In general, people were talking to each other. Yes, that’s a good thing, but it was very inconsequential because people’s stays were short and meaningful relationships were hard to achieve. The activity most commonly engaged in to alleviate the dullness was smoking. Two patients told me that they had been non-smokers when they were admitted but had taken up smoking because of the boredom. I’m pretty sure this isn’t the kind of physical health outcome the Health Board are looking for.
Without meaningful activity designed to produce a therapeutic environment, what is the purpose of a ward? It becomes nothing but a warehouse, a place to contain people until they are no longer a risk to themselves or others. That’s it. Beds instead of shelves, but otherwise just a storage facility. By day three of my admission I was desperate to leave. Not because it was nasty, the staff were lovely, with very few exceptions the patients were nice to be around, there was a lovely garden (for smoking, of course). The food was bad, but it wasn’t dire, and you got a choice. But it was so boring. I didn’t want to be warehoused. I wanted to be occupied at a time when I found it hard to occupy myself until the danger had fully passed.

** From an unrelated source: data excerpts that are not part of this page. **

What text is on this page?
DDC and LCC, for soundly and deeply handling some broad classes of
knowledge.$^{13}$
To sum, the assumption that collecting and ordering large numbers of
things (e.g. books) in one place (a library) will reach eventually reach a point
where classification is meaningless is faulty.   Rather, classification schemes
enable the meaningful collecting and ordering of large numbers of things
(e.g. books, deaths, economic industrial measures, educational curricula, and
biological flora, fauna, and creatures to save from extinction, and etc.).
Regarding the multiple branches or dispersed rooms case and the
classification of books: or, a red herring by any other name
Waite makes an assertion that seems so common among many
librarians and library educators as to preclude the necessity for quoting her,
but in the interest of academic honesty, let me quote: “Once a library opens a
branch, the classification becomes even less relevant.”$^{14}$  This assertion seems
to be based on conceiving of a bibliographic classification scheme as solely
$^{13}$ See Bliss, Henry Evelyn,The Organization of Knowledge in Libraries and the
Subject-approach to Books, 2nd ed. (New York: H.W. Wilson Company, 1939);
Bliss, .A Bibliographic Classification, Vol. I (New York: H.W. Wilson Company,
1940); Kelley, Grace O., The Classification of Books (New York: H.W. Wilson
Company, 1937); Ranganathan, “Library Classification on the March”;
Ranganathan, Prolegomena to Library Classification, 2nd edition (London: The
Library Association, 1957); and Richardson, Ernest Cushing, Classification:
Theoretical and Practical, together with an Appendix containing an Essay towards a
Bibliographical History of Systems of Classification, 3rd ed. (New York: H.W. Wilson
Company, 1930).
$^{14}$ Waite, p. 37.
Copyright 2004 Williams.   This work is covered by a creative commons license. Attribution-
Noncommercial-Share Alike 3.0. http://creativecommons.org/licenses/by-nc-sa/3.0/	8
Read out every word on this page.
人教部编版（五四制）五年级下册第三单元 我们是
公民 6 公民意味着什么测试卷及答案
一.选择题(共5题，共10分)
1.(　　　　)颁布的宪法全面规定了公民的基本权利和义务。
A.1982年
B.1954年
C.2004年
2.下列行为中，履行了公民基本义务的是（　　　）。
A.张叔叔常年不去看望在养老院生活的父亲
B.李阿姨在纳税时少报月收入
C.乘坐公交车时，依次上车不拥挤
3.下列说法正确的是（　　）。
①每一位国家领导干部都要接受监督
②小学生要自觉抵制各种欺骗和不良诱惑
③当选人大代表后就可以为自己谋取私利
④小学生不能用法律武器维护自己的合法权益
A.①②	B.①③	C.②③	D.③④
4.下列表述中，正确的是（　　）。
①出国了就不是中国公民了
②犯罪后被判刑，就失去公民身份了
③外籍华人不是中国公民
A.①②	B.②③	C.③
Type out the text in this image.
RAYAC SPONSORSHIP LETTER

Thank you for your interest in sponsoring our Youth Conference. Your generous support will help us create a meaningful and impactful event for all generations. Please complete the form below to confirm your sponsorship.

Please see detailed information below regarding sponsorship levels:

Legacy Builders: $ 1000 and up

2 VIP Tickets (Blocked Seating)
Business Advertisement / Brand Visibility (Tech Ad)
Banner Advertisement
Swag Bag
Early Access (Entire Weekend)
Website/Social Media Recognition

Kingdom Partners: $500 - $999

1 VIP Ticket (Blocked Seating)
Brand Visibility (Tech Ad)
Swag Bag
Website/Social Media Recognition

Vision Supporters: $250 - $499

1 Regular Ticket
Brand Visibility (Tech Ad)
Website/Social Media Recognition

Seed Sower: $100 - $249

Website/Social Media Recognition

I know now that when I was complaining on the first unit, I had no idea that I was actually lucky. Since tweeting about the total lack of structure on my last ward, quite a few people have come back to me along the lines of, “Sounds like the ward I was on.” This is a widespread problem. I’m going to write to the Health Board expressing my concerns that any ward should be used as a warehouse and giving my perspective on what it is like to be in a non-therapeutic ward environment. I announced this plan to my Community Psychiatric Nurse, who I think was slightly amused, but I’m very serious about sharing my views. We’re vulnerable people, we’re not boxes, and we deserve better.